Triple negative, basal-like breast cancer is highly aggressive and has a poor prognosis. The molecular mechanisms that drive its progression are elusive and no molecular target has been identified for its prevention or treatment. Here, we demonstrate that triple negative human breast cancer cells and clinical samples show an attenuated transforming growth factor-beta (TGF-β) signaling. Therefore, we developed a series of isogenic basal-like human mammary epithelial cells (HMECs) with altered TGF-β sensitivity and different malignancy, resembling a full spectrum of basal-like breast carcinogenesis, and determined the molecular mechanisms that contribute to oncogene-induced transformation of basal-like HMECs when TGF-β signaling is attenuated. We found that expression of a dominant-negative RII (DNRII) receptor of TGF-β abrogated autocrine TGF-β signaling in telomerase-immortalized HMECs and suppressed H-ras-V12-induced senescence-like growth arrest (SLGA). Furthermore, co-expression of DNRII and H-ras-V12 rendered HMECs to become highly tumorigenic and metastatic in vivo in comparison with H-ras-V12-transformed HMECs that spontaneously escaped H-ras-V12-induced SLGA. By using microarray analysis, we found that p21 is the major player mediating Ras-induce SLGA and attenuated or loss of p21 expression contributed to the escape from SLGA when autocrine TGF-β signaling is blocked in HMECs.

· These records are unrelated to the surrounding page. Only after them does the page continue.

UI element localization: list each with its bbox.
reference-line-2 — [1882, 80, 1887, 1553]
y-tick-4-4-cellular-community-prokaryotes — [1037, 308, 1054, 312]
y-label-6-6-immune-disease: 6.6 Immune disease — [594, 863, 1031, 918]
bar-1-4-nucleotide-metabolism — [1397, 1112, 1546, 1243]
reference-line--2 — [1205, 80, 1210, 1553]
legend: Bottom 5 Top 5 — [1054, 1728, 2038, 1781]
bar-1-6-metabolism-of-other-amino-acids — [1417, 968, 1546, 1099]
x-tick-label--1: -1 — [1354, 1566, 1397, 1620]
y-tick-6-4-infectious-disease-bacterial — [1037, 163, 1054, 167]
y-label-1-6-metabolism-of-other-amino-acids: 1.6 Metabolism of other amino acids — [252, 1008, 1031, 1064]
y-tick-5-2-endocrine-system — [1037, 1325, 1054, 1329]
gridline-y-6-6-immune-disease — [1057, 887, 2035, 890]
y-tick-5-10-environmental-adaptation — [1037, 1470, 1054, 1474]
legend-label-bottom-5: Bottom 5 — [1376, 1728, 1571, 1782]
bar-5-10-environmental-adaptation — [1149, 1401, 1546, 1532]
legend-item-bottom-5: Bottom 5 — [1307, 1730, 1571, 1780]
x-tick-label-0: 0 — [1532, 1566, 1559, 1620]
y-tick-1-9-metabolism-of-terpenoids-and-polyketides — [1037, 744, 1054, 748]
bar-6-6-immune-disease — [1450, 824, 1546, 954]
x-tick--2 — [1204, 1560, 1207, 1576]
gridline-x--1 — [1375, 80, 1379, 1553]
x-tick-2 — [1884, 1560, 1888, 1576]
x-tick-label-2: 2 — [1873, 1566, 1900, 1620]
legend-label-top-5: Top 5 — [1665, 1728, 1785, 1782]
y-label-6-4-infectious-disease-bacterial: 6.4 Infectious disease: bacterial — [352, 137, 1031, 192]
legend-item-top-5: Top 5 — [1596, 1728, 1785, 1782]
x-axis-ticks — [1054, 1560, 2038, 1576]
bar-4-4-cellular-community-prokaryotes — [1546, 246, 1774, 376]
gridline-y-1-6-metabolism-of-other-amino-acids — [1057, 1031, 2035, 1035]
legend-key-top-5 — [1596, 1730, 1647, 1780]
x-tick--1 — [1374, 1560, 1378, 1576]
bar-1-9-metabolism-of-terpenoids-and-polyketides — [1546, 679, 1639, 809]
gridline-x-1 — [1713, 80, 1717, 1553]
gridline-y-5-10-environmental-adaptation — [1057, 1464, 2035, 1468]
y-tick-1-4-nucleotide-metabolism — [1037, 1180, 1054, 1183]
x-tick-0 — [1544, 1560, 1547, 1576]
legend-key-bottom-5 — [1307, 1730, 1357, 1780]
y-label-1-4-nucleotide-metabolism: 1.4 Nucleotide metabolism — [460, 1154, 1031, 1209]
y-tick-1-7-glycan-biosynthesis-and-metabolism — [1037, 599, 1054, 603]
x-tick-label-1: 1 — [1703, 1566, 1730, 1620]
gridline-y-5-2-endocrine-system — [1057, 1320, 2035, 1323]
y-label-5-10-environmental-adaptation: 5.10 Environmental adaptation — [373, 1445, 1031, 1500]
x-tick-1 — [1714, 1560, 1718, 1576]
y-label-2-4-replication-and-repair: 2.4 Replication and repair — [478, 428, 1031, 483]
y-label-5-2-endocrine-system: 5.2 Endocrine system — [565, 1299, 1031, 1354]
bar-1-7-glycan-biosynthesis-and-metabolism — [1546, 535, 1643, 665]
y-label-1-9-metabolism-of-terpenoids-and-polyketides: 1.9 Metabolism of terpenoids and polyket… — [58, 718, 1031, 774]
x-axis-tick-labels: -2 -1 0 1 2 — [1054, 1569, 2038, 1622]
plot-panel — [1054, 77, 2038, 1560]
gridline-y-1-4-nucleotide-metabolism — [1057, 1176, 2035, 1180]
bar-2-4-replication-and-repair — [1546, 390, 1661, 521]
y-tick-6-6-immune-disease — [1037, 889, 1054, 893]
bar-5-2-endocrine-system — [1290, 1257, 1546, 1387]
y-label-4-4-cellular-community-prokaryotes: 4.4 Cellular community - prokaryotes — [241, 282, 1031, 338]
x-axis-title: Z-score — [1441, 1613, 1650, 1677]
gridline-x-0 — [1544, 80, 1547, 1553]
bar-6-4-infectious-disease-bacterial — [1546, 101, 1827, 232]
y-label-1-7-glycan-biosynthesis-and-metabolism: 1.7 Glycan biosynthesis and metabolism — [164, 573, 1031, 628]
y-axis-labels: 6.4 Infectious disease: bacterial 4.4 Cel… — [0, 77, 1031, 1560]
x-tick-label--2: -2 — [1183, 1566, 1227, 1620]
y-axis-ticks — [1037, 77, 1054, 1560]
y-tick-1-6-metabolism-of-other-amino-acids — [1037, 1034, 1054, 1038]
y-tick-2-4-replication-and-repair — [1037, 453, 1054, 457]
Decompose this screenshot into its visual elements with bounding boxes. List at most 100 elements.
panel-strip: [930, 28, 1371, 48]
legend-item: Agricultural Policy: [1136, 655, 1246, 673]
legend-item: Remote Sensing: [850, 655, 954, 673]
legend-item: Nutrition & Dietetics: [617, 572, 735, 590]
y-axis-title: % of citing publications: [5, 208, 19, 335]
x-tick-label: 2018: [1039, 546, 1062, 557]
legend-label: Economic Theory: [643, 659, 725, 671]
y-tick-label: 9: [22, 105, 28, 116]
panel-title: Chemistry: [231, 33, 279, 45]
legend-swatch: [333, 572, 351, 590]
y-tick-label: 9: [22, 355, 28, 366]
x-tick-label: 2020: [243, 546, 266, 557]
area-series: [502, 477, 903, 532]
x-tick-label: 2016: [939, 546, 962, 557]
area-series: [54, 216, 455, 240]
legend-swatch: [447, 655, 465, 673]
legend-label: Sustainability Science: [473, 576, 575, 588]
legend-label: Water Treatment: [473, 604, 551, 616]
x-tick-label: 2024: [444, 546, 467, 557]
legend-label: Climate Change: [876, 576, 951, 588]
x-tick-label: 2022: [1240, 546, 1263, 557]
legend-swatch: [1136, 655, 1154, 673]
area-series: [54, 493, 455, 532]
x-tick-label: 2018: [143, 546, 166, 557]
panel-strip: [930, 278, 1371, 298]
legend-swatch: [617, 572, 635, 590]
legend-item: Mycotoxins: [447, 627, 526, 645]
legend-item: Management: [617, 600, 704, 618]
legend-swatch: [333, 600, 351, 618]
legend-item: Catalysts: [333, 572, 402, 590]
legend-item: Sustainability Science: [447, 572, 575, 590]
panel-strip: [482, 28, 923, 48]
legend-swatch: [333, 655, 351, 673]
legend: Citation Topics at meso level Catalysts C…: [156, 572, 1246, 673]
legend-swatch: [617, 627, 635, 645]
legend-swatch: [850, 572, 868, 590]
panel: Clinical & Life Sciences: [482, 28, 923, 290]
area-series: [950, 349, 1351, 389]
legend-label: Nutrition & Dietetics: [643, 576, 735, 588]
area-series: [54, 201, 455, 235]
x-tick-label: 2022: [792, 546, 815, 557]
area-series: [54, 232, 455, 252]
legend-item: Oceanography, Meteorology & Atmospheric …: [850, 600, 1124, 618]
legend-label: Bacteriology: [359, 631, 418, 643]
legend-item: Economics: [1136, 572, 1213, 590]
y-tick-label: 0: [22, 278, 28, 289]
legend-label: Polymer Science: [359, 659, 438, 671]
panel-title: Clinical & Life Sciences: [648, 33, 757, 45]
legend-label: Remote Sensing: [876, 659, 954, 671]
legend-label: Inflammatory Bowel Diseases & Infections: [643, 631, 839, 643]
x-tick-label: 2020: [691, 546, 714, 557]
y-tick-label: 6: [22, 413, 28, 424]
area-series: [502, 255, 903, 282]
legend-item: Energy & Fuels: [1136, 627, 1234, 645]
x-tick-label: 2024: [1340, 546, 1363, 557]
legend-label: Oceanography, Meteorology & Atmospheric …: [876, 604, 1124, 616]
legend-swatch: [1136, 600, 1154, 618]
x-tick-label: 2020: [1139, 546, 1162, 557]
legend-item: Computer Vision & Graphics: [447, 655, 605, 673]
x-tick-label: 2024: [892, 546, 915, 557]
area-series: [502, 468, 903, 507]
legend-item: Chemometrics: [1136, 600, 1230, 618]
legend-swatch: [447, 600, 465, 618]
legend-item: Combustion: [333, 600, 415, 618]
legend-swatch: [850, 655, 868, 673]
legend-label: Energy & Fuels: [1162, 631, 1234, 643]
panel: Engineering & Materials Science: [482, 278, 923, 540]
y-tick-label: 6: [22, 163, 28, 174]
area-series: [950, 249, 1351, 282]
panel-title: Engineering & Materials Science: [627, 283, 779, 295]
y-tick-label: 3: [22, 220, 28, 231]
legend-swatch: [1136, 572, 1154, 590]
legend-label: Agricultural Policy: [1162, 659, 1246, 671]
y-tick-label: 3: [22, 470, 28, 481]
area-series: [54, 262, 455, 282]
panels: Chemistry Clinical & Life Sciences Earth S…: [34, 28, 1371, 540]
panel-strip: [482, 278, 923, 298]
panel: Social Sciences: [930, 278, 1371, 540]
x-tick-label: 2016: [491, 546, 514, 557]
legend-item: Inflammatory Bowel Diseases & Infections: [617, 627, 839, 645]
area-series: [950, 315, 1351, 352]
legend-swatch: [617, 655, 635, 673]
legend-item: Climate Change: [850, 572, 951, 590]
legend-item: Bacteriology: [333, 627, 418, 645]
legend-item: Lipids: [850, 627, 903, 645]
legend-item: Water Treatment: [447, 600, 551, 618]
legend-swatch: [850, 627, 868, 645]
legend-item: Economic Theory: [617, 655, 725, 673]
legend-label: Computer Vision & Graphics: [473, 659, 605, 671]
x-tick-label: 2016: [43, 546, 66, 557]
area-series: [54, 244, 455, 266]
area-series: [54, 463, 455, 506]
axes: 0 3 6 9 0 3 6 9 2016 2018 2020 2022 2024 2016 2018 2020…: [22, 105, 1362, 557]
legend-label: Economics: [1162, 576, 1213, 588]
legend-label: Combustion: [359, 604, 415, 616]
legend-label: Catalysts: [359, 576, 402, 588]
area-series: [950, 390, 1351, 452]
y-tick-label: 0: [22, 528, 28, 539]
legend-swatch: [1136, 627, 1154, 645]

Furthermore, knockdown of p21 also suppressed H-ras-V12-induced SLGA. Our results identifies that autocrine TGF-β signaling is an integral part of cellular antitransformation network by suppressing the expression of a host of genes including p21-regulated genes that mediate oncogene-induced transformation in basal-like breast cancer.

Citation Information: Cancer Res 2011;71(24 Suppl):Abstract nr P2-03-05.